Friction between the two camps, each of which controls distinct state institutions and sources of revenue, has occasionally surfaced despite largely successful efforts to date to maintain a unified front against the opposition. Cabello is seen by some as hostile to Cuban influence in Venezuela, but whether one of the two is more likely to negotiate remains a matter for speculation.

A whole series of 'Chavistas' have already split with Maduro, most visibly the former Attorney General Luisa Ortega Díaz.

But Gunson says the regime may also hit a financial wall:

The regime’s Achilles heel is its economic and financial crisis, and in particular its crushing foreign debt. Some US$5 billion in debt service payments must be disbursed before the end of this year. A chaotic default would transform the country’s economic landscape and further weaken the government’s international and domestic position.
Much will depend on the posture taken by Venezuela’s key international backers, Russia and China. As a major oil producer, Russia could step in to reduce the impact of future U.S. oil sanctions, while China could increase its financial support for Caracas by extending the debt repayment period, affording the Maduro regime some breathing space. So far, Moscow has reiterated its public stance condemning what it sees as “outside interference”, while Beijing has remained silent.
All sorts of fractures already visible could become wider and civil war is not a hysterical suggestion. Says Gunson, everybody, in particular the Opposition, faces an unpalatable but best option for an end game:
The best outcome would be for the international community to offer members of the regime a safe exit for themselves and for the country as a whole, in exchange for a credible negotiations process that reverses recent governmental decisions. ... Credible assurances should be conveyed to the government’s core leadership that a negotiated exit can include guarantees for their personal safety, and to mid-ranking officials that a transitional justice system can be put in place to prevent witch-hunts.

*******

To cap off what was a terrible week yesterday The Observer published a surreal Editorial which pretty much told regional leaders that they had no right to lecture Venezuela because 'neoliberal'.

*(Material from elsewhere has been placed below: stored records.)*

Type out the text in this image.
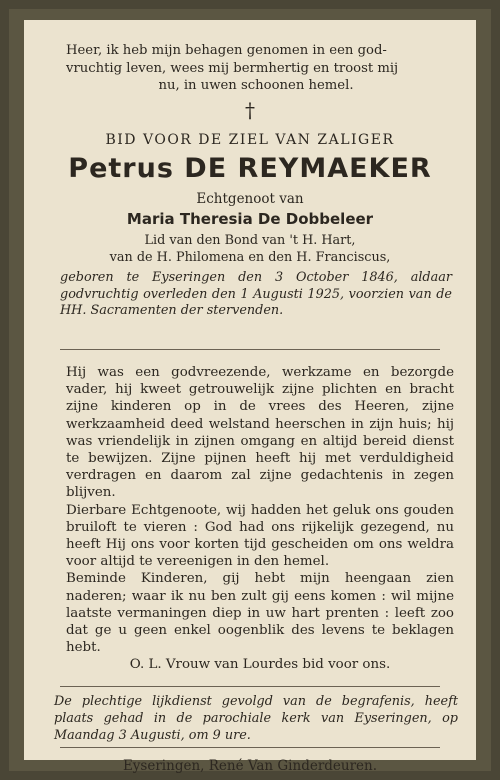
Heer, ik heb mijn behagen genomen in een god-

vruchtig leven, wees mij bermhertig en troost mij

nu, in uwen schoonen hemel.

†
BID VOOR DE ZIEL VAN ZALIGER
Petrus DE REYMAEKER
Echtgenoot van
Maria Theresia De Dobbeleer
Lid van den Bond van 't H. Hart,
van de H. Philomena en den H. Franciscus,
geboren te Eyseringen den 3 October 1846, aldaar godvruchtig overleden den 1 Augusti 1925, voorzien van de HH. Sacramenten der stervenden.

Hij was een godvreezende, werkzame en bezorgde vader, hij kweet getrouwelijk zijne plichten en bracht zijne kinderen op in de vrees des Heeren, zijne werkzaamheid deed welstand heerschen in zijn huis; hij was vriendelijk in zijnen omgang en altijd bereid dienst te bewijzen. Zijne pijnen heeft hij met verduldigheid verdragen en daarom zal zijne gedachtenis in zegen blijven.

Dierbare Echtgenoote, wij hadden het geluk ons gouden bruiloft te vieren : God had ons rijkelijk gezegend, nu heeft Hij ons voor korten tijd gescheiden om ons weldra voor altijd te vereenigen in den hemel.

Beminde Kinderen, gij hebt mijn heengaan zien naderen; waar ik nu ben zult gij eens komen : wil mijne laatste vermaningen diep in uw hart prenten : leeft zoo dat ge u geen enkel oogenblik des levens te beklagen hebt.

O. L. Vrouw van Lourdes bid voor ons.

De plechtige lijkdienst gevolgd van de begrafenis, heeft plaats gehad in de parochiale kerk van Eyseringen, op Maandag 3 Augusti, om 9 ure.
Eyseringen, René Van Ginderdeuren.
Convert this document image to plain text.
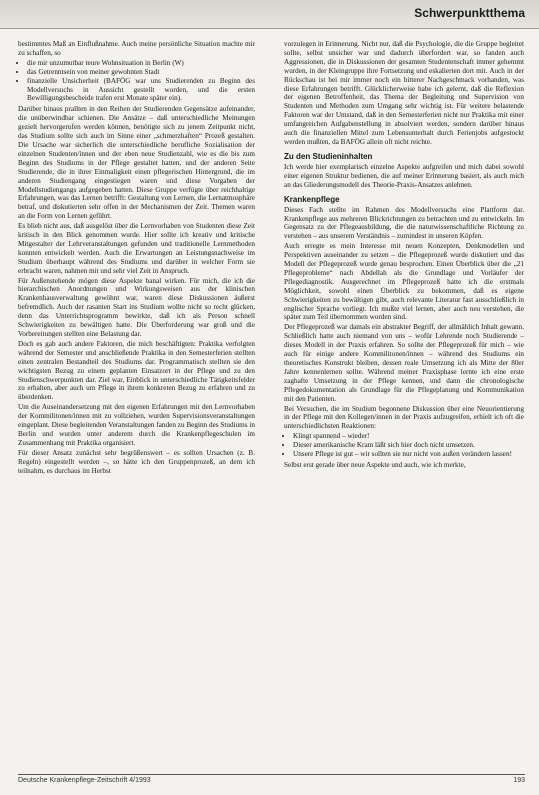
Schwerpunktthema

bestimmtes Maß an Einflußnahme. Auch meine persönliche Situation machte mir zu schaffen, so

• die mir unzumutbar teure Wohnsituation in Berlin (W)
• das Getrenntsein von meiner gewohnten Stadt
• finanzielle Unsicherheit (BAFÖG war uns Studierenden zu Beginn des Modellversuchs in Aussicht gestellt worden, und die ersten Bewilligungsbescheide trafen erst Monate später ein).

Darüber hinaus prallten in den Reihen der Studierenden Gegensätze aufeinander, die unüberwindbar schienen. Die Ansätze – daß unterschiedliche Meinungen gezielt hervorgerufen werden können, benötigte sich zu jenem Zeitpunkt nicht, das Studium sollte sich auch im Sinne einer „schmerzhaften“ Prozeß gestalten. Die Ursache war sicherlich die unterschiedliche berufliche Sozialisation der einzelnen Studenten/innen und der eben neue Studienzahl, wie es die bis zum Beginn des Studiums in der Pflege gestaltet hatten, und der anderen Seite Studierende, die in ihrer Einmaligkeit einen pflegerischen Hintergrund, die im anderen Studiengang eingestiegen waren und diese Vorgaben der Modellstudiengangs aufgegeben hatten. Diese Gruppe verfügte über reichhaltige Erfahrungen, was das Lernen betrifft: Gestaltung von Lernen, die Lernatmosphäre betraf, und diskutierten sehr offen in der Mechanismen der Zeit. Themen waren an die Form von Lernen geführt.

Es blieb nicht aus, daß ausgelöst über die Lernvorhaben von Studenten diese Zeit kritisch in den Blick genommen wurde. Hier sollte ich kreativ und kritische Mitgestalter der Lehrveranstaltungen gefunden und traditionelle Lernmethoden konnten entwickelt werden. Auch die Erwartungen an Leistungsnachweise im Studium überhaupt während des Studiums und darüber in welcher Form sie erbracht waren, nahmen mit und sehr viel Zeit in Anspruch.

Für Außenstehende mögen diese Aspekte banal wirken. Für mich, die ich die hierarchischen Anordnungen und Wirkungsweisen aus der klinischen Krankenhausverwaltung gewöhnt war, waren diese Diskussionen äußerst befremdlich. Auch der rasanten Start ins Studium wollte nicht so recht glücken, denn das Unterrichtsprogramm bewirkte, daß ich als Person schnell Schwierigkeiten zu bewältigen hatte. Die Überforderung war groß und die Vorbereitungen stellten eine Belastung dar.

Doch es gab auch andere Faktoren, die mich beschäftigten: Praktika verfolgten während der Semester und anschließende Praktika in den Semesterferien stellten einen zentralen Bestandteil des Studiums dar. Programmatisch stellten sie den wichtigsten Bezug zu einem geplanten Einsatzort in der Pflege und zu den Studienschwerpunkten dar. Ziel war, Einblick in unterschiedliche Tätigkeitsfelder zu erhalten, aber auch um Pflege in ihrem konkreten Bezug zu erfahren und zu überdenken.

Um die Auseinandersetzung mit den eigenen Erfahrungen mit den Lernvorhaben der Kommilitonen/innen mit zu vollziehen, wurden Supervisionsveranstaltungen eingeplant. Diese begleitenden Veranstaltungen fanden zu Beginn des Studiums in Berlin und wurden unter anderem durch die Krankenpflegeschulen im Zusammenhang mit Praktika organisiert.

Für dieser Ansatz zunächst sehr begrüßenswert – es sollten Ursachen (z. B. Regeln) eingestellt werden –, so hätte ich den Gruppenprozeß, an dem ich teilnahm, es durchaus im Herbst

vorzulegen in Erinnerung. Nicht nur, daß die Psychologie, die die Gruppe begleitet sollte, selbst unsicher war und dadurch überfordert war, so fanden auch Aggressionen, die in Diskussionen der gesamten Studentenschaft immer gehemmt wurden, in der Kleingruppe ihre Fortsetzung und eskalierten dort mit. Auch in der Rückschau ist bei mir immer noch ein bitterer Nachgeschmack vorhanden, was diese Erfahrungen betrifft. Glücklicherweise habe ich gelernt, daß die Reflexion der eigenen Betroffenheit, das Thema der Begleitung und Supervision von Studenten und Methoden zum Umgang sehr wichtig ist. Für weitere belastende Faktoren war der Umstand, daß in den Semesterferien nicht nur Praktika mit einer umfangreichen Aufgabenstellung in absolviert werden, sondern darüber hinaus auch die finanziellen Mittel zum Lebensunterhalt durch Ferienjobs aufgestockt werden mußten, da BAFÖG allein oft nicht reichte.

Zu den Studieninhalten

Ich werde hier exemplarisch einzelne Aspekte aufgreifen und mich dabei sowohl einer eigenen Struktur bedienen, die auf meiner Erinnerung basiert, als auch mich an das Gliederungsmodell des Theorie-Praxis-Ansatzes anlehnen.

Krankenpflege

Dieses Fach stellte im Rahmen des Modellversuchs eine Plattform dar. Krankenpflege aus mehreren Blickrichtungen zu betrachten und zu entwickeln. Im Gegensatz zu der Pflegeausbildung, die die naturwissenschaftliche Richtung zu verstehen – aus unserem Verständnis – zumindest in unseren Köpfen.

Auch erregte es mein Interesse mit neuen Konzepten, Denkmodellen und Perspektiven auseinander zu setzen – die Pflegeprozeß wurde diskutiert und das Modell der Pflegeprozeß wurde genau besprochen. Einen Überblick über die „21 Pflegeprobleme“ nach Abdellah als die Grundlage und Vorläufer der Pflegediagnostik. Ausgerechnet im Pflegeprozeß hatte ich die erstmals Möglichkeit, sowohl einen Überblick zu bekommen, daß es eigene Schwierigkeiten zu bewältigen gibt, auch relevante Literatur fast ausschließlich in englischer Sprache vorliegt. Ich mußte viel lernen, aber auch neu verstehen, die später zum Teil übernommen worden sind.

Der Pflegeprozeß war damals ein abstrakter Begriff, der allmählich Inhalt gewann. Schließlich hatte auch niemand von uns – wofür Lehrende noch Studierende – dieses Modell in der Praxis erfahren. So sollte der Pflegeprozeß für mich – wie auch für einige andere Kommilitonen/innen – während des Studiums ein theoretisches Konstrukt bleiben, dessen reale Umsetzung ich als Mitte der 80er Jahre kennenlernen sollte. Während meiner Praxisphase lernte ich eine erste zaghafte Umsetzung in der Pflege kennen, und dann die chronologische Pflegedokumentation als Grundlage für die Pflegeplanung und Kommunikation mit den Patienten.

Bei Versuchen, die im Studium begonnene Diskussion über eine Neuorientierung in der Pflege mit den Kollegen/innen in der Praxis aufzugreifen, erhielt ich oft die unterschiedlichsten Reaktionen:

• Klingt spannend – wieder!
• Dieser amerikanische Kram läßt sich hier doch nicht umsetzen.
• Unsere Pflege ist gut – wir sollten sie nur nicht von außen verändern lassen!

Selbst erst gerade über neue Aspekte und auch, wie ich merkte,

Deutsche Krankenpflege-Zeitschrift 4/1993	193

What it suggested anyone actually does was a complete mystery because it's final pretentious line - "Stop harrumphing. Start helping." - led to a review of a book about Chavez in the London Review of Books whose proposed 'solution' appeared to me to be 'bring back Chavez from the dead'.

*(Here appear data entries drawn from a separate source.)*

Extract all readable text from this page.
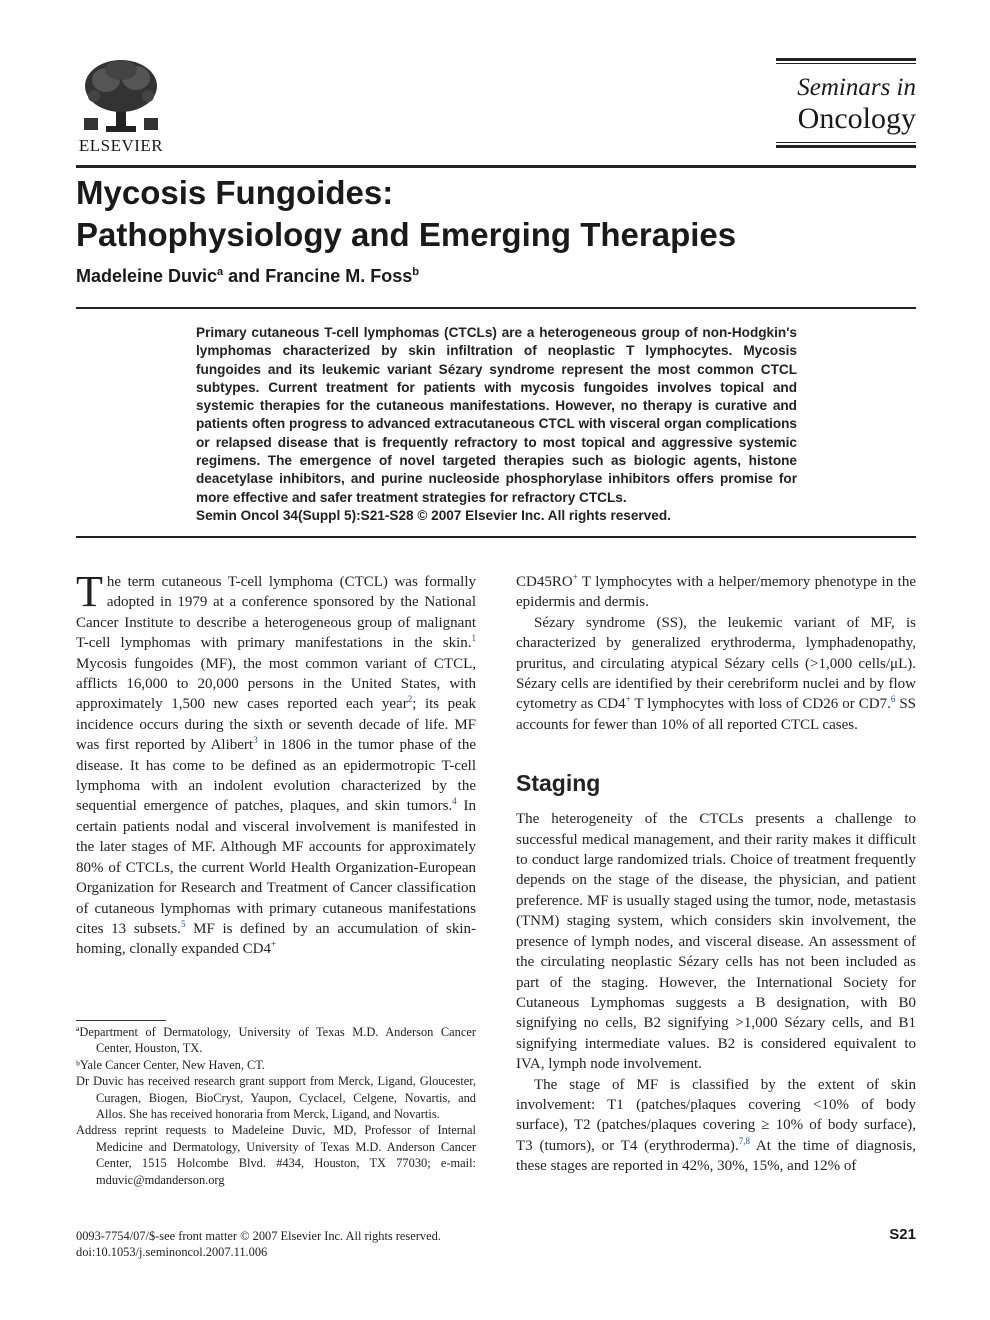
ELSEVIER
Seminars in
Oncology
Mycosis Fungoides:
Pathophysiology and Emerging Therapies
Madeleine Duvic$^a$ and Francine M. Foss$^b$
Primary cutaneous T-cell lymphomas (CTCLs) are a heterogeneous group of non-Hodgkin's lymphomas characterized by skin infiltration of neoplastic T lymphocytes. Mycosis fungoides and its leukemic variant Sézary syndrome represent the most common CTCL subtypes. Current treatment for patients with mycosis fungoides involves topical and systemic therapies for the cutaneous manifestations. However, no therapy is curative and patients often progress to advanced extracutaneous CTCL with visceral organ complications or relapsed disease that is frequently refractory to most topical and aggressive systemic regimens. The emergence of novel targeted therapies such as biologic agents, histone deacetylase inhibitors, and purine nucleoside phosphorylase inhibitors offers promise for more effective and safer treatment strategies for refractory CTCLs.
Semin Oncol 34(Suppl 5):S21-S28 © 2007 Elsevier Inc. All rights reserved.

The term cutaneous T-cell lymphoma (CTCL) was formally adopted in 1979 at a conference sponsored by the National Cancer Institute to describe a heterogeneous group of malignant T-cell lymphomas with primary manifestations in the skin.$^1$ Mycosis fungoides (MF), the most common variant of CTCL, afflicts 16,000 to 20,000 persons in the United States, with approximately 1,500 new cases reported each year$^2$; its peak incidence occurs during the sixth or seventh decade of life. MF was first reported by Alibert$^3$ in 1806 in the tumor phase of the disease. It has come to be defined as an epidermotropic T-cell lymphoma with an indolent evolution characterized by the sequential emergence of patches, plaques, and skin tumors.$^4$ In certain patients nodal and visceral involvement is manifested in the later stages of MF. Although MF accounts for approximately 80% of CTCLs, the current World Health Organization-European Organization for Research and Treatment of Cancer classification of cutaneous lymphomas with primary cutaneous manifestations cites 13 subsets.$^5$ MF is defined by an accumulation of skin-homing, clonally expanded CD4+

CD45RO+ T lymphocytes with a helper/memory phenotype in the epidermis and dermis.

Sézary syndrome (SS), the leukemic variant of MF, is characterized by generalized erythroderma, lymphadenopathy, pruritus, and circulating atypical Sézary cells (>1,000 cells/μL). Sézary cells are identified by their cerebriform nuclei and by flow cytometry as CD4+ T lymphocytes with loss of CD26 or CD7.$^6$ SS accounts for fewer than 10% of all reported CTCL cases.

Staging

The heterogeneity of the CTCLs presents a challenge to successful medical management, and their rarity makes it difficult to conduct large randomized trials. Choice of treatment frequently depends on the stage of the disease, the physician, and patient preference. MF is usually staged using the tumor, node, metastasis (TNM) staging system, which considers skin involvement, the presence of lymph nodes, and visceral disease. An assessment of the circulating neoplastic Sézary cells has not been included as part of the staging. However, the International Society for Cutaneous Lymphomas suggests a B designation, with B0 signifying no cells, B2 signifying >1,000 Sézary cells, and B1 signifying intermediate values. B2 is considered equivalent to IVA, lymph node involvement.

The stage of MF is classified by the extent of skin involvement: T1 (patches/plaques covering <10% of body surface), T2 (patches/plaques covering ≥ 10% of body surface), T3 (tumors), or T4 (erythroderma).$^{7,8}$ At the time of diagnosis, these stages are reported in 42%, 30%, 15%, and 12% of

ªDepartment of Dermatology, University of Texas M.D. Anderson Cancer Center, Houston, TX.
ᵇYale Cancer Center, New Haven, CT.
Dr Duvic has received research grant support from Merck, Ligand, Gloucester, Curagen, Biogen, BioCryst, Yaupon, Cyclacel, Celgene, Novartis, and Allos. She has received honoraria from Merck, Ligand, and Novartis.
Address reprint requests to Madeleine Duvic, MD, Professor of Internal Medicine and Dermatology, University of Texas M.D. Anderson Cancer Center, 1515 Holcombe Blvd. #434, Houston, TX 77030; e-mail: mduvic@mdanderson.org
0093-7754/07/$-see front matter © 2007 Elsevier Inc. All rights reserved.
doi:10.1053/j.seminoncol.2007.11.006
S21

No, rather than taking the opportunity to bash 'neoliberals', 'socialists' or even (despite the oh-so-strong temptations) Owen Jones what we should all be doing first and foremost is hoping that those Foreign Ministers meeting in Lima tomorrow are successful and from that they can talk, cajole, whatever Maduro down off the cliff edge.

Note:

As I was writing this a statement signed by Corbyn was issued. Apart from the 'both sides' rhetoric and the rote calls to end violence. A couple of things leapt out. Firstly that he was calling for a dialogue which regional leaders are attempting (as I explain) to which he appears completely, blithely unaware of and secondly that he references Macron calling for this rather than, say, an actual Latin American. Corbyn has a very good friend in the Mexican left-wing Presidential candidate Lopez Obrador. What I got a strong whiff off with this statement is that he hasn't called up Obrador to ask 'so what can I do to help?' Solidarity my arse.